Each rib has 4, 3 to 4 ribs
Watch us make recipes
You will need
1 rack baby rear rib (back rib at waist), 2 to 2½ lbs
1 cup homemade hoisin sauce, recipe below
8 cloves and garlic, peeled and sliced
Two 1-inch thumb-sized pieces of fresh ginger, sliced in thin lengthwise
Half fresh coriander
Salt and pepper
2 tablespoons chopped peanuts, optional
1 Fresno peppers, sliced thinly, optional
1 green onion, chopped, optional
Homemade hoisin sauce
1 tablespoon toasted sesame oil
2 cloves and garlic, chopped or grated
A 1-inch thumb-sized fresh ginger, finely minced or grated
2 green onions, white and light green parts, chopped
5 tablespoons (65g) shallow tortillas or shallow soy sauce, and more flavors
5 tablespoons (65g) pure maple syrup
2 tablespoons (30g) mosquito
1 tablespoon (20g) peanut butter, try homemade peanut butter
1½ teaspoon gochujang, see notes
1 teaspoon rice wine vinegar
1/4 teaspoon Chinese five-spice
1/4 teaspoon corn starch
direction
- Grilled ribs
1Preheat the oven until 275°F (135°C), placed on a large framed baking tray on the counter.

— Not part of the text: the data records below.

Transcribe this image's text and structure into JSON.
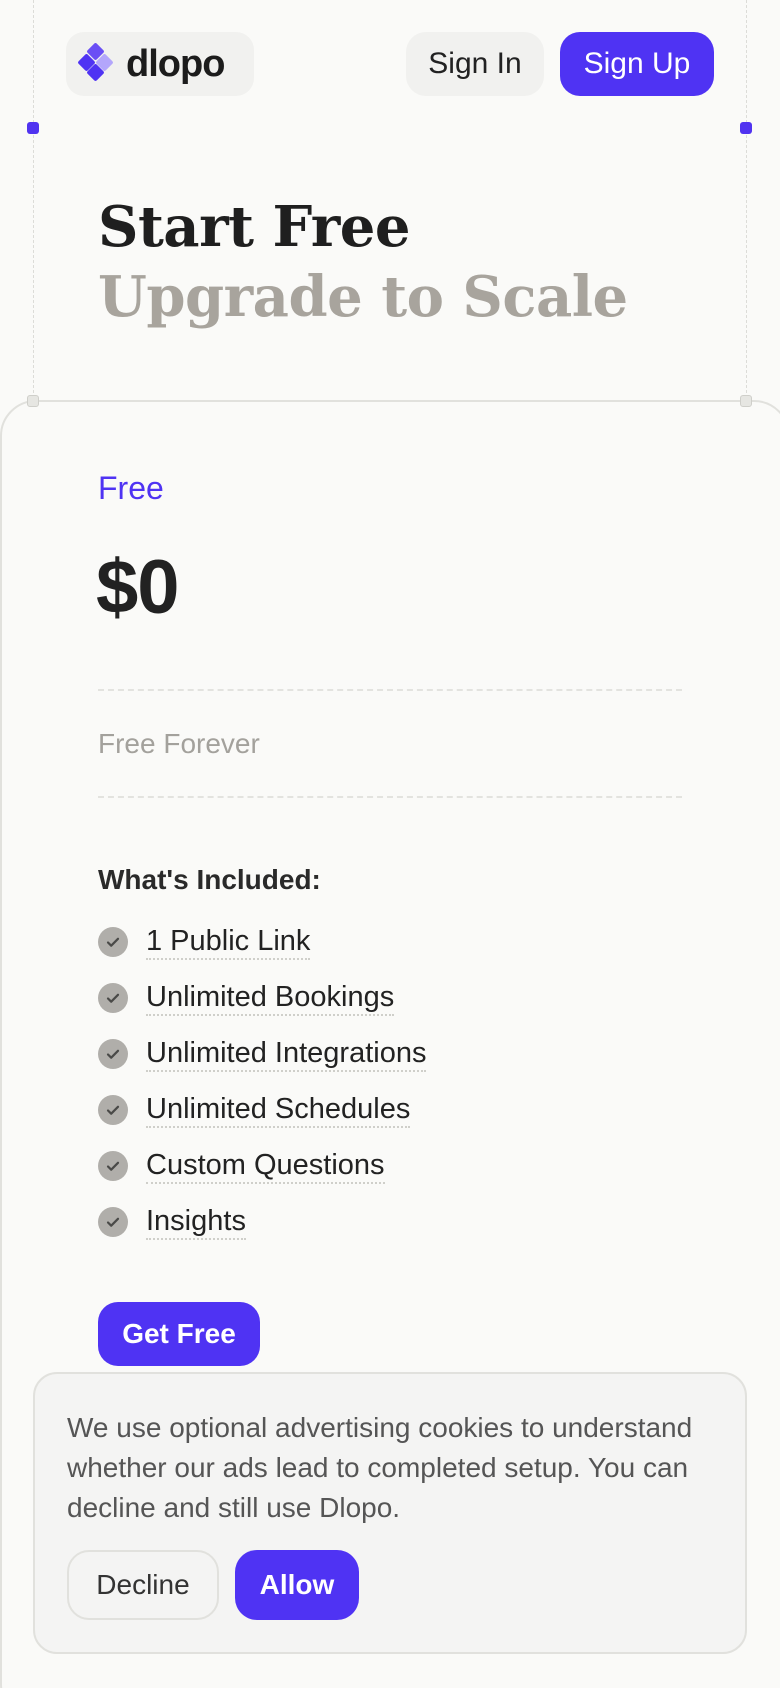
{
  "brand": {
    "name": "dlopo",
    "logo_icon": "diamond-logo-icon",
    "accent": "#4f33f3"
  },
  "header": {
    "signin_label": "Sign In",
    "signup_label": "Sign Up"
  },
  "hero": {
    "line1": "Start Free",
    "line2": "Upgrade to Scale"
  },
  "plan": {
    "name": "Free",
    "price": "$0",
    "note": "Free Forever",
    "included_title": "What's Included:",
    "features": [
      "1 Public Link",
      "Unlimited Bookings",
      "Unlimited Integrations",
      "Unlimited Schedules",
      "Custom Questions",
      "Insights"
    ],
    "cta_label": "Get Free"
  },
  "cookie": {
    "text": "We use optional advertising cookies to understand whether our ads lead to completed setup. You can decline and still use Dlopo.",
    "decline_label": "Decline",
    "allow_label": "Allow"
  }
}
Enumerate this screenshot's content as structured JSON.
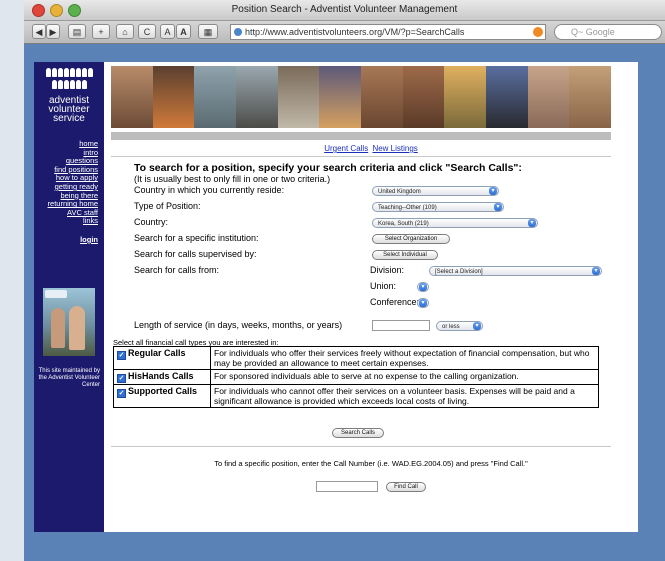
{
  "window": {
    "title": "Position Search - Adventist Volunteer Management"
  },
  "toolbar": {
    "back": "◀",
    "forward": "▶",
    "reader": "▤",
    "add": "+",
    "home": "⌂",
    "reload": "C",
    "text_small": "A",
    "text_large": "A",
    "print": "▦",
    "url": "http://www.adventistvolunteers.org/VM/?p=SearchCalls",
    "search_placeholder": "Q~ Google"
  },
  "sidebar": {
    "logo_lines": [
      "adventist",
      "volunteer",
      "service"
    ],
    "nav": [
      "home",
      "intro",
      "questions",
      "find positions",
      "how to apply",
      "getting ready",
      "being there",
      "returning home",
      "AVC staff",
      "links"
    ],
    "login": "login",
    "note": "This site maintained by the Adventist Volunteer Center"
  },
  "links": {
    "urgent": "Urgent Calls",
    "new": "New Listings"
  },
  "form": {
    "heading": "To search for a position, specify your search criteria and click \"Search Calls\":",
    "subheading": "(It is usually best to only fill in one or two criteria.)",
    "country_reside_label": "Country in which you currently reside:",
    "country_reside_value": "United Kingdom",
    "type_label": "Type of Position:",
    "type_value": "Teaching--Other (109)",
    "country_label": "Country:",
    "country_value": "Korea, South (219)",
    "institution_label": "Search for a specific institution:",
    "institution_button": "Select Organization",
    "supervised_label": "Search for calls supervised by:",
    "supervised_button": "Select Individual",
    "from_label": "Search for calls from:",
    "division_label": "Division:",
    "division_value": "[Select a Division]",
    "union_label": "Union:",
    "conference_label": "Conference:",
    "length_label": "Length of service (in days, weeks, months, or years)",
    "length_value": "",
    "length_compare": "or less",
    "financial_intro": "Select all financial call types you are interested in:",
    "call_types": [
      {
        "name": "Regular Calls",
        "checked": true,
        "desc": "For individuals who offer their services freely without expectation of financial compensation, but who may be provided an allowance to meet certain expenses."
      },
      {
        "name": "HisHands Calls",
        "checked": true,
        "desc": "For sponsored individuals able to serve at no expense to the calling organization."
      },
      {
        "name": "Supported Calls",
        "checked": true,
        "desc": "For individuals who cannot offer their services on a volunteer basis. Expenses will be paid and a significant allowance is provided which exceeds local costs of living."
      }
    ],
    "search_button": "Search Calls",
    "find_text": "To find a specific position, enter the Call Number (i.e. WAD.EG.2004.05) and press \"Find Call.\"",
    "find_value": "",
    "find_button": "Find Call"
  }
}
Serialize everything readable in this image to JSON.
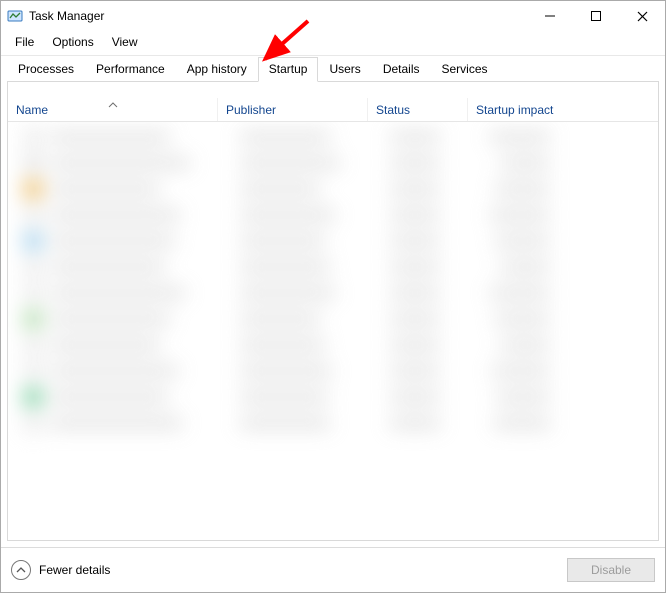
{
  "window": {
    "title": "Task Manager"
  },
  "menu": {
    "file": "File",
    "options": "Options",
    "view": "View"
  },
  "tabs": {
    "processes": "Processes",
    "performance": "Performance",
    "app_history": "App history",
    "startup": "Startup",
    "users": "Users",
    "details": "Details",
    "services": "Services",
    "active": "startup"
  },
  "columns": {
    "name": "Name",
    "publisher": "Publisher",
    "status": "Status",
    "startup_impact": "Startup impact"
  },
  "footer": {
    "fewer_details": "Fewer details",
    "disable": "Disable"
  },
  "annotation": {
    "arrow_color": "#ff0000",
    "points_to": "tab-startup"
  }
}
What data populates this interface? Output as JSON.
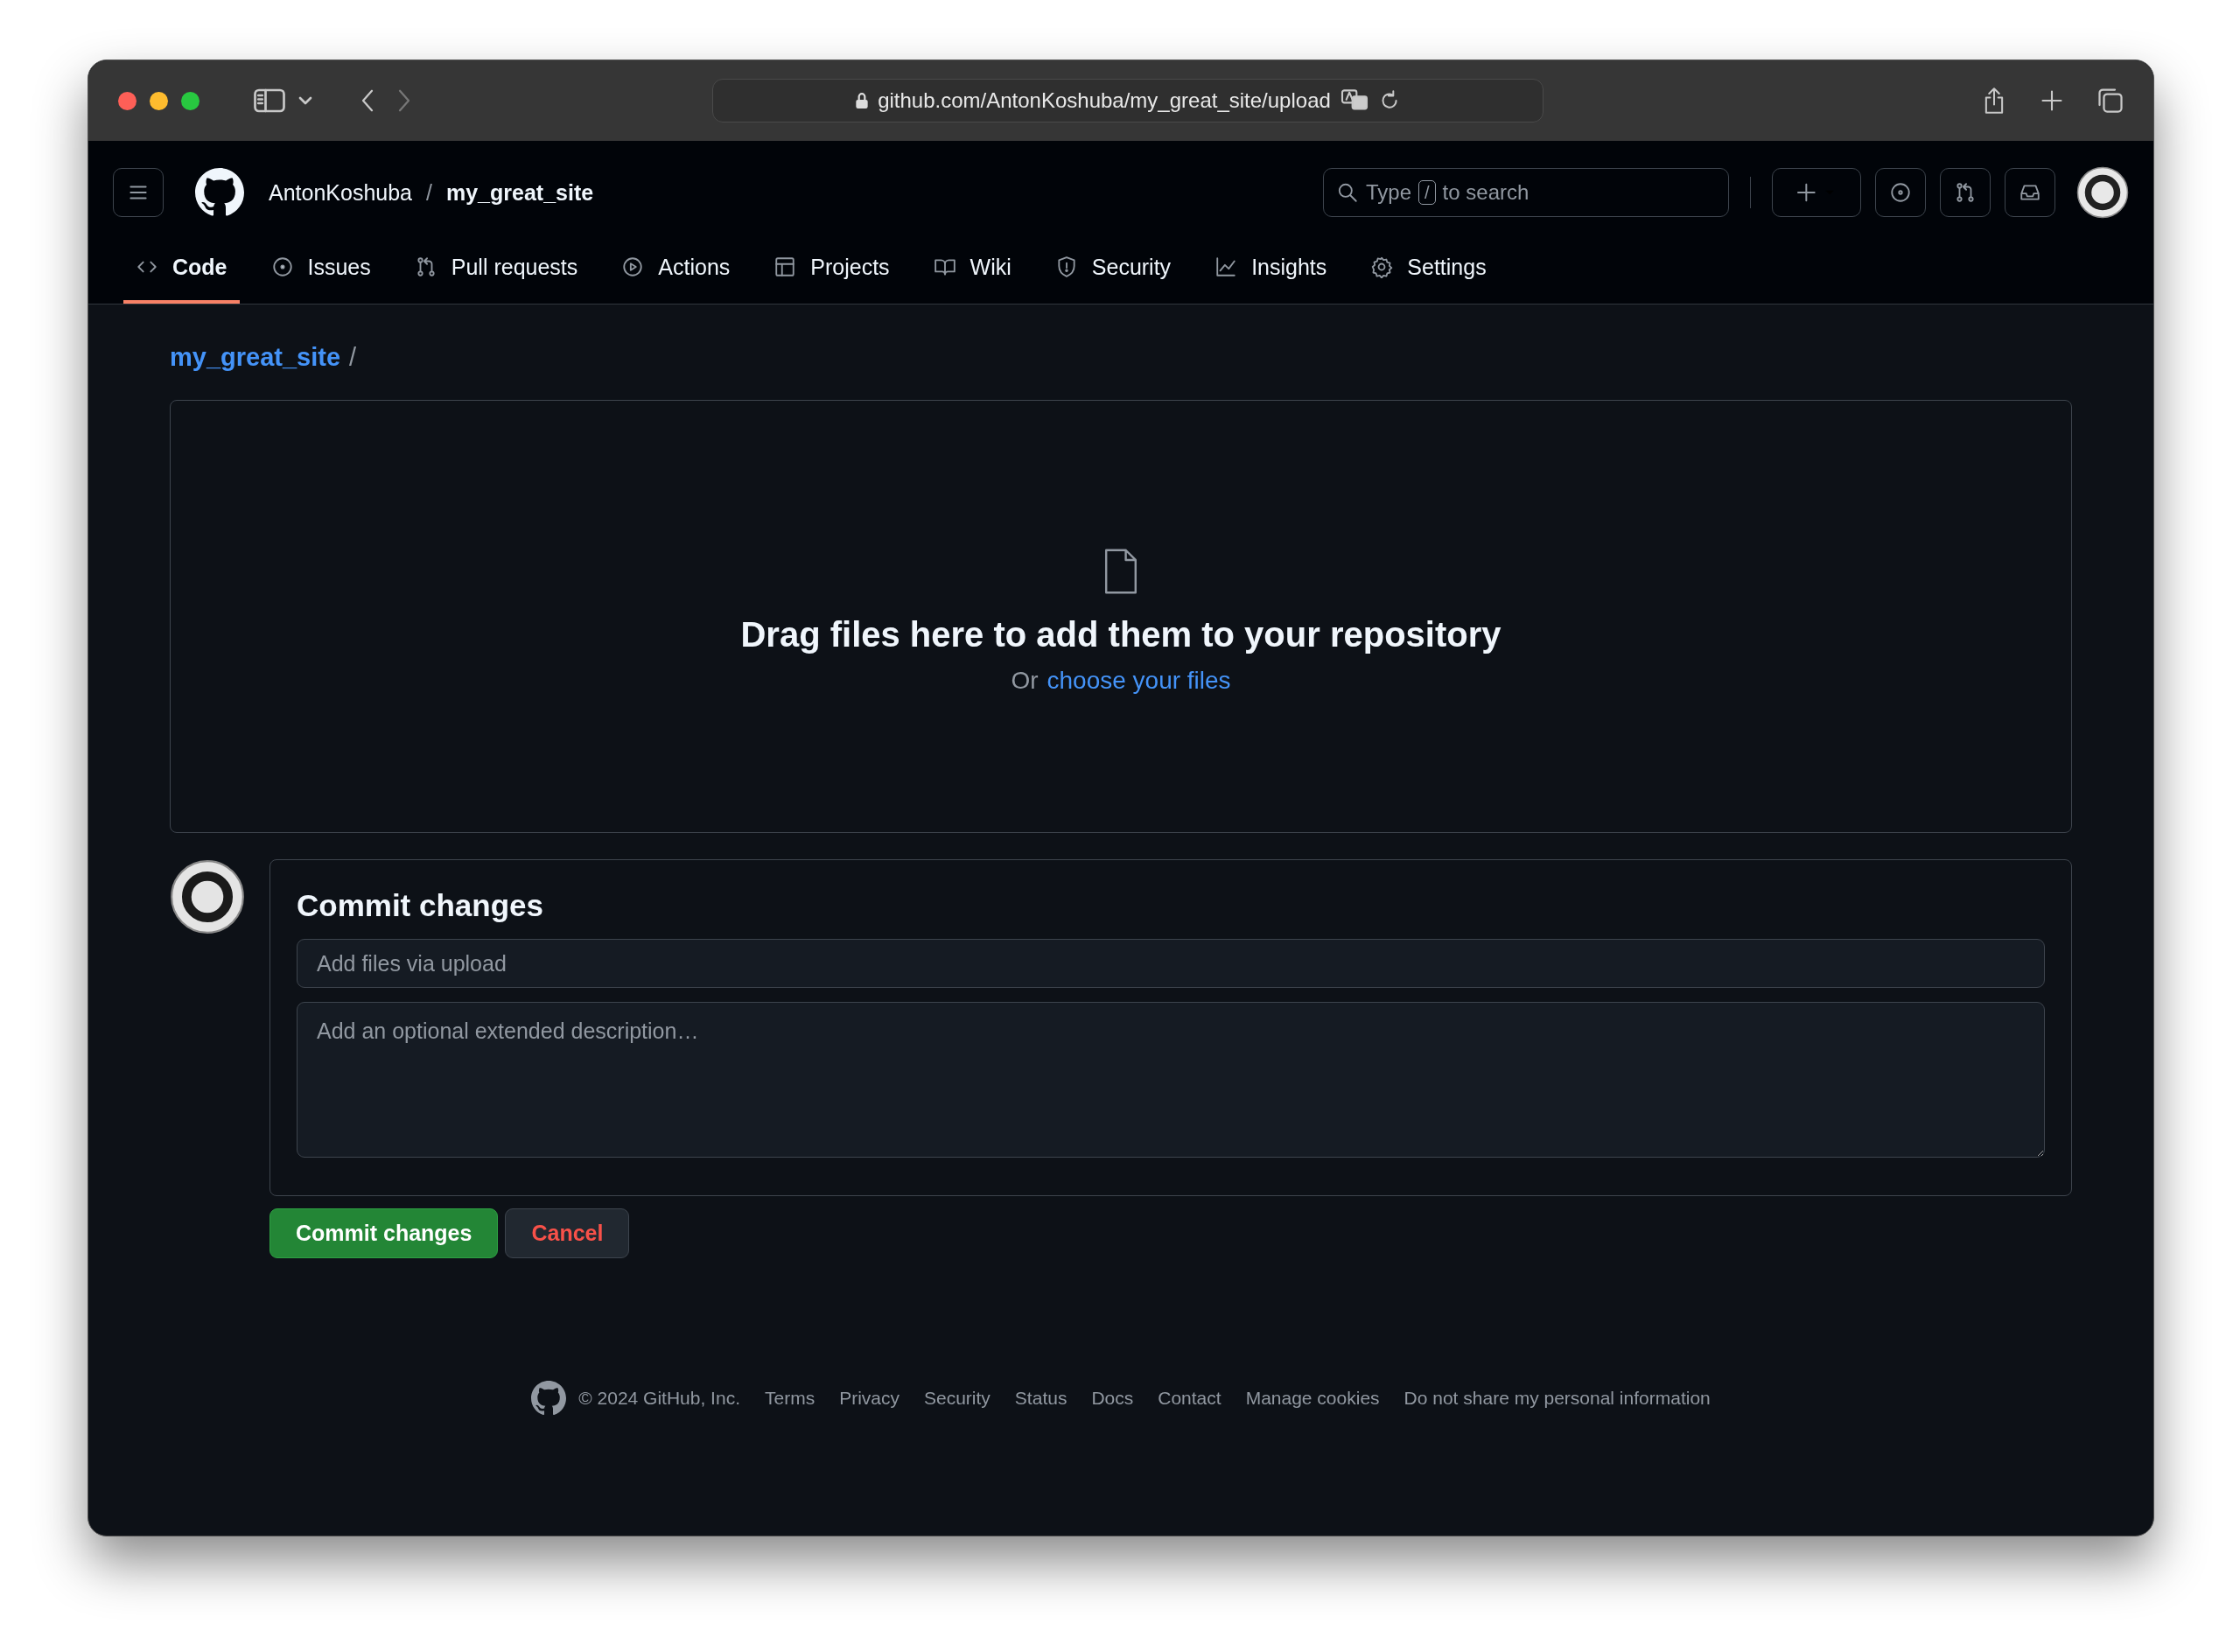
{
  "browser": {
    "url": "github.com/AntonKoshuba/my_great_site/upload"
  },
  "header": {
    "owner": "AntonKoshuba",
    "separator": "/",
    "repo": "my_great_site",
    "search": {
      "before": "Type",
      "key": "/",
      "after": "to search"
    }
  },
  "tabs": [
    {
      "label": "Code",
      "selected": true
    },
    {
      "label": "Issues",
      "selected": false
    },
    {
      "label": "Pull requests",
      "selected": false
    },
    {
      "label": "Actions",
      "selected": false
    },
    {
      "label": "Projects",
      "selected": false
    },
    {
      "label": "Wiki",
      "selected": false
    },
    {
      "label": "Security",
      "selected": false
    },
    {
      "label": "Insights",
      "selected": false
    },
    {
      "label": "Settings",
      "selected": false
    }
  ],
  "breadcrumb": {
    "repo": "my_great_site",
    "separator": "/"
  },
  "dropzone": {
    "title": "Drag files here to add them to your repository",
    "prefix": "Or",
    "link": "choose your files"
  },
  "commit": {
    "title": "Commit changes",
    "summary": {
      "placeholder": "Add files via upload"
    },
    "description": {
      "placeholder": "Add an optional extended description…"
    },
    "buttons": [
      {
        "label": "Commit changes",
        "kind": "primary"
      },
      {
        "label": "Cancel",
        "kind": "cancel"
      }
    ]
  },
  "footer": {
    "copyright": "© 2024 GitHub, Inc.",
    "links": [
      "Terms",
      "Privacy",
      "Security",
      "Status",
      "Docs",
      "Contact",
      "Manage cookies",
      "Do not share my personal information"
    ]
  }
}
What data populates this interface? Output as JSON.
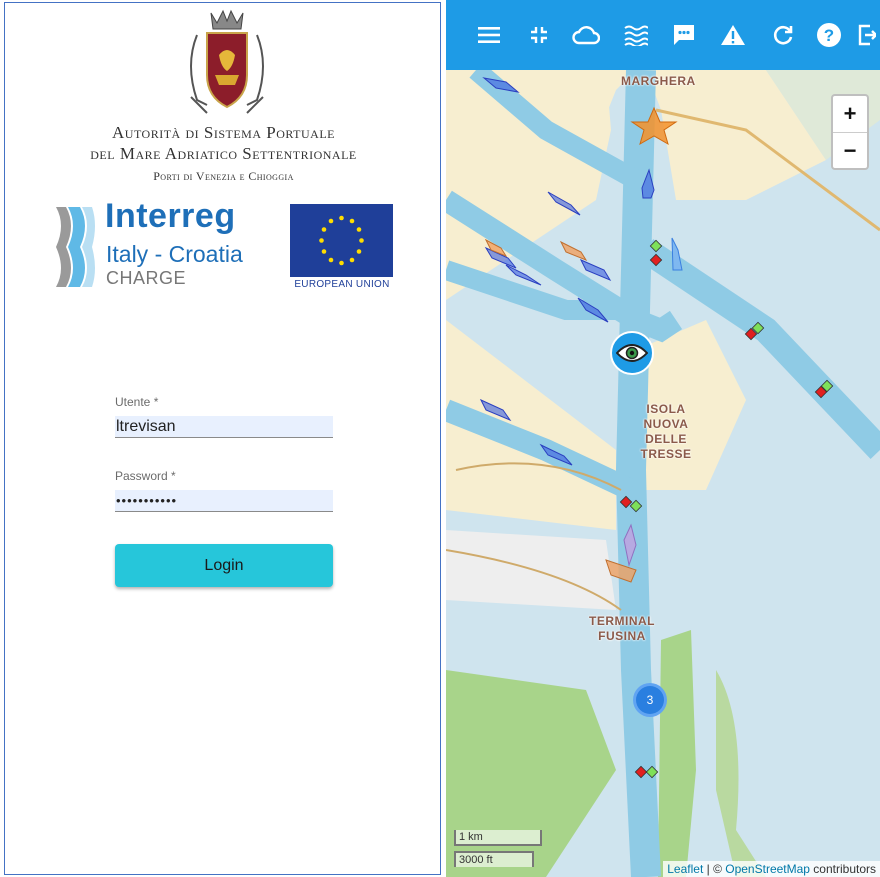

2Trim excess fat from the ribs and remove any film from the back of the shelf. (Some ribs may have removed the membrane and I show how to remove it in this rib recipe).
3Dry the ribs and season with salt and pepper.
4Take a piece of parchment large enough to wrap around the ribs (you may need to overlap two pieces). Sprinkle half of the garlic, ginger and coriander on parchment paper. Place the ribs on top, the flesh-colored side facing down. Place the remaining garlic, ginger and coriander on the bones of the ribs.
5Wrap the parchment tightly around the ribs and fold the edges to seal. Then, wrap the entire package in foil. Remember which side is the meatiest part of the ribs.
6Place the wrapped ribs face down on the prepared baking sheet.
7Bake ribs in the preheated oven for 2½ to 3 hours. Carefully remove the ribs and pierce them with a knife to check the tenderness.
8When the ribs are baked, you can make hoisin sauce using the recipe instructions below.
9Allow the ribs to cool while wrapping. Let them rest at room temperature or refrigerate the package on a baking sheet for up to 3 days.
- Made hoisin sauce
1Heat sesame oil in a small pot over medium heat. Stir in garlic, ginger and scallion. Cook for 3 to 5 minutes, stirring occasionally, until tender and translucent. Set the pan aside to cool.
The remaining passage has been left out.